Existem situações em que a prioridade passa a ser outra: aliviar sintomas, reduzir o sofrimento e garantir qualidade de vida. Isso vale especialmente para pessoas que convivem com doenças crônicas, graves ou progressivas, que impactam não só o corpo, mas também o emocional, a rotina e as relações.
Esse cenário é mais comum do que parece. No Brasil, cerca de 625 mil pessoas precisam de cuidados paliativos, segundo o Ministério da Saúde. Ainda assim, esse tipo de assistência nem sempre chega a quem precisa, seja por falta de informação, dificuldade de acesso ou até por preconceitos em torno do tema.
Muita gente ainda acredita, por exemplo, que cuidados paliativos são indicados apenas nos momentos finais de vida. Essa ideia, além de equivocada, é capaz de atrasar o acesso a um suporte que faria diferença muito antes. Na realidade, essa abordagem pode estar presente em diferentes fases do tratamento, junto a outras estratégias.
Entender o que são cuidados paliativos ajuda a ampliar a forma como enxergamos a atenção especializado.
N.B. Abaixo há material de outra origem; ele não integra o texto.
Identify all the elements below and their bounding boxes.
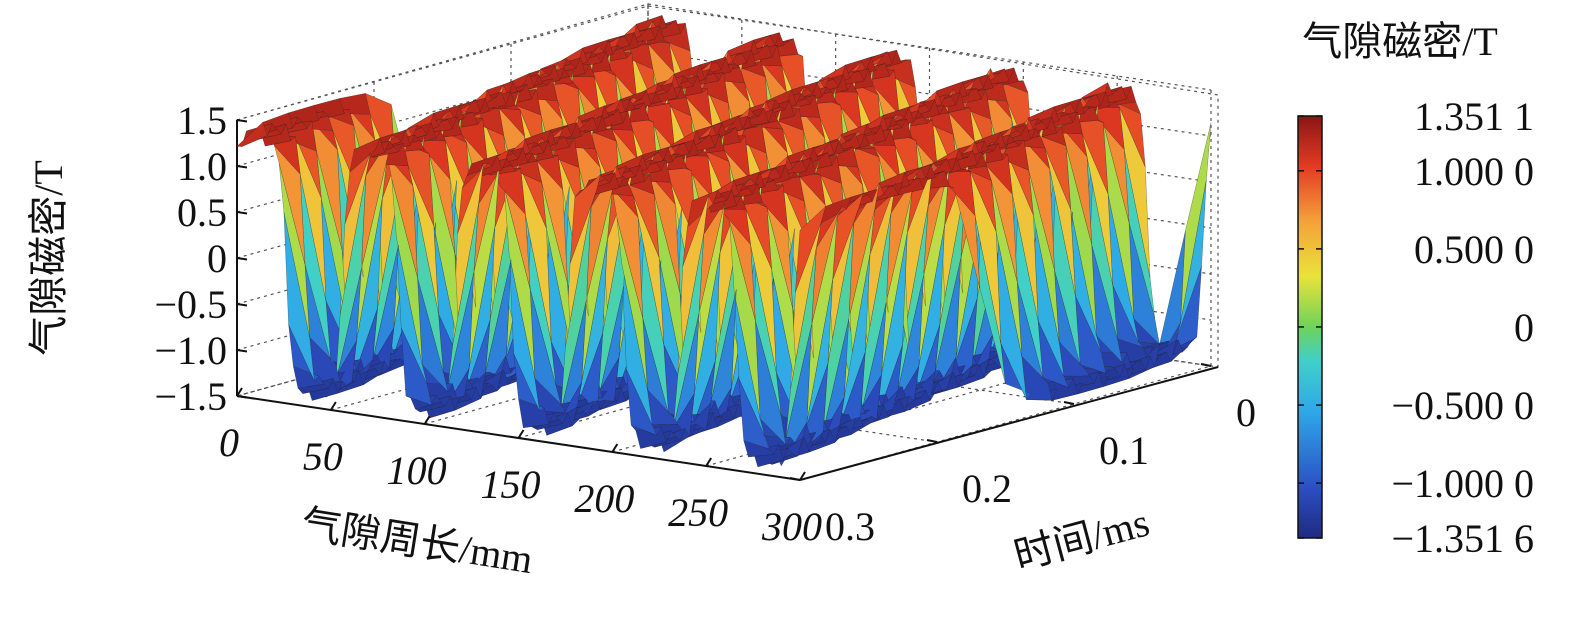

Possibilita um olhar mais amplo sobre a saúde, considerando não só a doença, mas a pessoa como um todo, incluindo suas necessidades, valores, preferências e qualidade de vida.
O que são cuidados paliativos na prática?
Na prática, os cuidados paliativos são uma abordagem de saúde que busca melhorar a qualidade de vida de pessoas que enfrentam doenças graves ou que causam sofrimento contínuo.
Isso significa olhar para o paciente de forma integral. Além do tratamento da doença, entram em cena o controle da dor, o alívio de sintomas como falta de ar, náuseas e cansaço, e o suporte emocional diante das mudanças que a condição traz.
Outro ponto importante é o respeito às escolhas do paciente. As decisões sobre o tratamento passam a considerar não só o que é clinicamente indicado, mas também o que faz sentido para aquela pessoa, de acordo com seus valores e objetivos de vida.
Para quem os cuidados paliativos são indicados?
Esse tipo de acompanhamento é indicado para pessoas que convivem com doenças que impactam significativamente a qualidade de vida, especialmente quando há sintomas persistentes ou sofrimento físico e emocional.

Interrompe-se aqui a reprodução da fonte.